Jan 2019 update: Given the latest articles on this and a more extensive literature search, I am now convinced about the effectiveness of hypnosis after brain injury than I was when writing this initially. Still, much of this is lower-quality research than I’d like. So the below is still accurate.
I have been overwhelmed with requests following our article about the effect of hypnotic suggestion on working memory performance following acquired brain injury. I present frequent questions and very short answers below. My answers to the questions all originate in the same point: there is insufficient evidence right now to establish whether to use or not to use hypnosis for the treatment of cognitive problems following acquired brain injury. I predict that we should be able to give a recommendation (or refusal) regarding hypnosis following acquired brain injury in 2020.
Frequent questions from patients and relatives:
Question: I have a brain injury. Where can I get hypnosis?
Answer: I won’t give any recommendations. I am a researcher and there is not a firm research-based basis for such a recommendation. If you choose to find a hypnotist, make sure to avoid hypnotists who offer regression to past lives, healing of aura, contact with dead relatives, etc. They have demonstrated an inability to learn from science.
Question: Can I be a test subject in an experiment?
Answer: Unfortunately, not by asking me. If we had experiments with open recruitment, we would recruit through other sources to avoid the strong selection bias.
Question: My daughter is diagnosed with ADHD/Schizophrenia/chronic pain/other – can hypnosis help her?
Answer: The results from our experiment should not be uncritically transferred to other conditions. I do not know enough about the effectiveness of hypnosis for the condition you mentioned here.
Frequent questions from rehabilitation professionals and hypnotists:
Question: Can you send me the manuscript?
Answer: No, the manuscripts will be made freely available if (and only if) there is sufficient evidence to decide if it can be recommended as a generalized treatment. We expect to have that evidence in 2020. Here is a list of all public information about the our experiment, which is more than for most scientific articles. This includes some excerpts from the manuscript in the supplementary materials.
Question: Can you help us get started using this intervention for our clients?
Answer: I’m eager to work with you to set up a research project if you are an institution working professionally with brain-injured patients. That means that you can offer the treatment but you will have less control over to whom and how the treatment is administered while the research is ongoing. These projects are needed to accumulate the evidence to decide if hypnosis can be recommended as a treatment for cognitive problems following acquired brain injury.
Background to the answers
Although our study is very convincing in and of itself, it is just one study and one should remember to factor in prior skepticism and that skepticism should be quite high in this case. The results are surprising exactly because they seem unlikely given prior evidence. One also should consider the fact that the results from scientific studies on humans and animals often fail to replicate. I know of several widely used “treatments” in neurorehabilitation that was introduced because of positive early studies but they are still lingering on even though the collective evidence points to small or no effects. If our results should fail to replicate, its better that hypnosis was never brought to use in neurorehabilitation than spending everybody’s precious time on something ineffective.

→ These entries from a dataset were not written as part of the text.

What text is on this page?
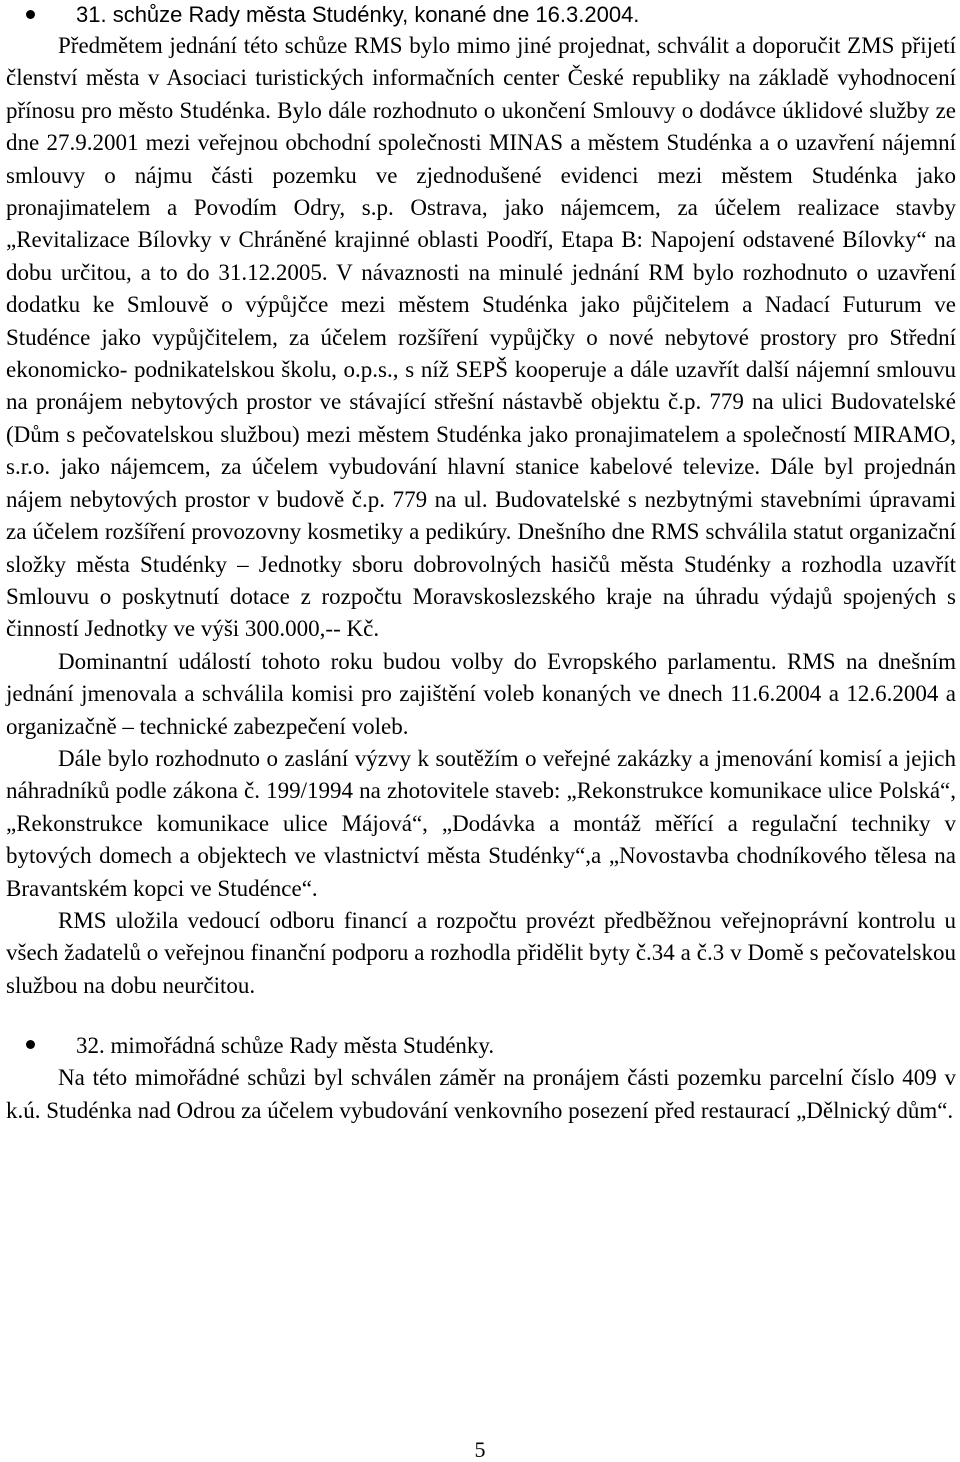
31. schůze Rady města Studénky, konané dne 16.3.2004.

Předmětem jednání této schůze RMS bylo mimo jiné projednat, schválit a doporučit ZMS přijetí členství města v Asociaci turistických informačních center České republiky na základě vyhodnocení přínosu pro město Studénka. Bylo dále rozhodnuto o ukončení Smlouvy o dodávce úklidové služby ze dne 27.9.2001 mezi veřejnou obchodní společnosti MINAS a městem Studénka a o uzavření nájemní smlouvy o nájmu části pozemku ve zjednodušené evidenci mezi městem Studénka jako pronajimatelem a Povodím Odry, s.p. Ostrava, jako nájemcem, za účelem realizace stavby „Revitalizace Bílovky v Chráněné krajinné oblasti Poodří, Etapa B: Napojení odstavené Bílovky“ na dobu určitou, a to do 31.12.2005. V návaznosti na minulé jednání RM bylo rozhodnuto o uzavření dodatku ke Smlouvě o výpůjčce mezi městem Studénka jako půjčitelem a Nadací Futurum ve Studénce jako vypůjčitelem, za účelem rozšíření vypůjčky o nové nebytové prostory pro Střední ekonomicko- podnikatelskou školu, o.p.s., s níž SEPŠ kooperuje a dále uzavřít další nájemní smlouvu na pronájem nebytových prostor ve stávající střešní nástavbě objektu č.p. 779 na ulici Budovatelské (Dům s pečovatelskou službou) mezi městem Studénka jako pronajimatelem a společností MIRAMO, s.r.o. jako nájemcem, za účelem vybudování hlavní stanice kabelové televize. Dále byl projednán nájem nebytových prostor v budově č.p. 779 na ul. Budovatelské s nezbytnými stavebními úpravami za účelem rozšíření provozovny kosmetiky a pedikúry. Dnešního dne RMS schválila statut organizační složky města Studénky – Jednotky sboru dobrovolných hasičů města Studénky a rozhodla uzavřít Smlouvu o poskytnutí dotace z rozpočtu Moravskoslezského kraje na úhradu výdajů spojených s činností Jednotky ve výši 300.000,-- Kč.

Dominantní událostí tohoto roku budou volby do Evropského parlamentu. RMS na dnešním jednání jmenovala a schválila komisi pro zajištění voleb konaných ve dnech 11.6.2004 a 12.6.2004 a organizačně – technické zabezpečení voleb.

Dále bylo rozhodnuto o zaslání výzvy k soutěžím o veřejné zakázky a jmenování komisí a jejich náhradníků podle zákona č. 199/1994 na zhotovitele staveb: „Rekonstrukce komunikace ulice Polská“, „Rekonstrukce komunikace ulice Májová“, „Dodávka a montáž měřící a regulační techniky v bytových domech a objektech ve vlastnictví města Studénky“,a „Novostavba chodníkového tělesa na Bravantském kopci ve Studénce“.

RMS uložila vedoucí odboru financí a rozpočtu provézt předběžnou veřejnoprávní kontrolu u všech žadatelů o veřejnou finanční podporu a rozhodla přidělit byty č.34 a č.3 v Domě s pečovatelskou službou na dobu neurčitou.

32. mimořádná schůze Rady města Studénky.

Na této mimořádné schůzi byl schválen záměr na pronájem části pozemku parcelní číslo 409 v k.ú. Studénka nad Odrou za účelem vybudování venkovního posezení před restaurací „Dělnický dům“.

5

I am personally optimistic because I have more (less scientific) sources of evidence than what has been published, but I am also a strong believer in science as the right way to make clinical recommendations. With the ongoing and planned studies, I expect that we have sufficient evidence to make a recommendation (whether for or against) in 2020. We keep the final details about the intervention to research projects until then.
I may come across as dismissive. I really am both personally moved by individual stories and intellectually baffled by the scale of the problem on a world scale. I believe that the solution above will, on average, be the best. One potential advantage of it is that it increases the probability that the treatment, if effective, will be implemented in standard treatment instead of on the all-too-grey market of private hypnotists.